A package of energy bills, including an amendment to Germany’s atomic energy law extending the operating life of the country’s 17 nuclear power reactors – by eight years for units entering operation before 1980 and by 14 years for those starting up after 1980 – was signed into law by president Christian Wulff on 8 December.
The life extensions are from closure dates agreed in 2001, which placed a cap on lifetime electricity generation by nuclear reactors and amounted to an average operating life of 32 years, with the intention of shutting all nuclear units down permanently by 2022. Relaxing the nuclear phaseout policy, which originated with Gerhard Schroeder’s SDP/Green coalition government of 1998, has been a key policy goal of the CDU/CSU plus FDP coalition elected in September 2009.
President Wulff also signed into law a nuclear fuel rod tax under which the “big four” nuclear operators (E.ON, RWE, Vattenfall and EnBW) will pay 145 euro per g of uranium or plutonium fuel for six years, raising about 2.3 billion Euro per year.

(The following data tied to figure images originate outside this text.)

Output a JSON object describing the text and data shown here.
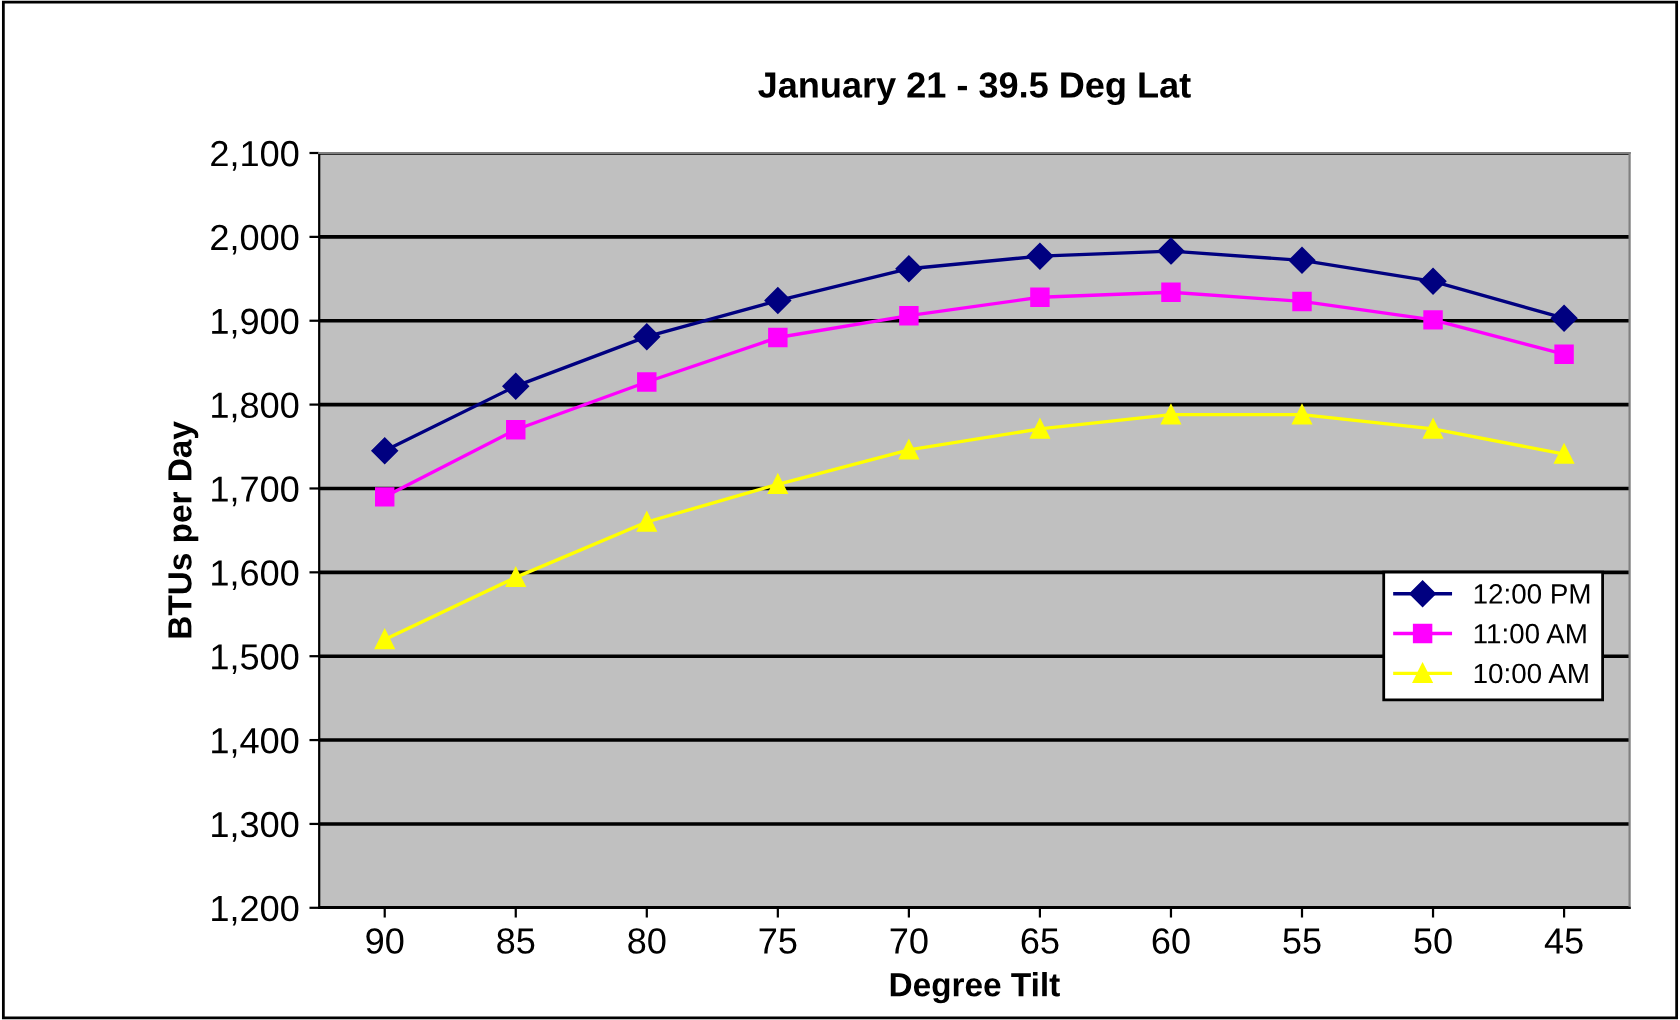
{
  "chart_data": {
    "type": "line",
    "title": "January 21 - 39.5 Deg Lat",
    "xlabel": "Degree Tilt",
    "ylabel": "BTUs per Day",
    "categories": [
      "90",
      "85",
      "80",
      "75",
      "70",
      "65",
      "60",
      "55",
      "50",
      "45"
    ],
    "series": [
      {
        "name": "12:00 PM",
        "color": "#000080",
        "marker": "diamond",
        "values": [
          1745,
          1822,
          1881,
          1924,
          1962,
          1977,
          1983,
          1972,
          1947,
          1903
        ]
      },
      {
        "name": "11:00 AM",
        "color": "#ff00ff",
        "marker": "square",
        "values": [
          1690,
          1770,
          1827,
          1880,
          1906,
          1928,
          1934,
          1923,
          1901,
          1860
        ]
      },
      {
        "name": "10:00 AM",
        "color": "#ffff00",
        "marker": "triangle",
        "values": [
          1520,
          1594,
          1660,
          1705,
          1746,
          1771,
          1788,
          1788,
          1771,
          1741
        ]
      }
    ],
    "ylim": [
      1200,
      2100
    ],
    "yticks": [
      {
        "value": 1200,
        "label": "1,200"
      },
      {
        "value": 1300,
        "label": "1,300"
      },
      {
        "value": 1400,
        "label": "1,400"
      },
      {
        "value": 1500,
        "label": "1,500"
      },
      {
        "value": 1600,
        "label": "1,600"
      },
      {
        "value": 1700,
        "label": "1,700"
      },
      {
        "value": 1800,
        "label": "1,800"
      },
      {
        "value": 1900,
        "label": "1,900"
      },
      {
        "value": 2000,
        "label": "2,000"
      },
      {
        "value": 2100,
        "label": "2,100"
      }
    ],
    "grid": "y",
    "legend": "right",
    "line_style": "solid"
  }
}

Two other laws were also enacted: one establishing a special purpose renewable energy and climate fund to be funded via the life extensions; and another (a further amendment of the atomic energy law) dealing with appropriation of funds for waste disposal and transposition of EC Directive 209/71/Euratom (establishing an EU nuclear safety framework). The measures were approved by the lower house, the Bundestag, on 28 October, and will come into force on 1 January 2011.
Surprisingly, the upper house, the Bundesrat, which represents the 16 Laender, did not object to the package, following negotiations between federal chancellor Angela Merkel and Laender prime ministers, leading to an agreement on compensation for loss of tax revenues arising from the nuclear fuel tax.
But it is expected that the life extension amendment will be challenged in the Federal Constitutional Court by the SPD and Green opposition parties, as well as by SPD-led Laender.
The constitutional status of this amendment has proved controversial, but President Wulff said he could find no legal objections to it following “intensive and careful checking of all the constitutional aspects.”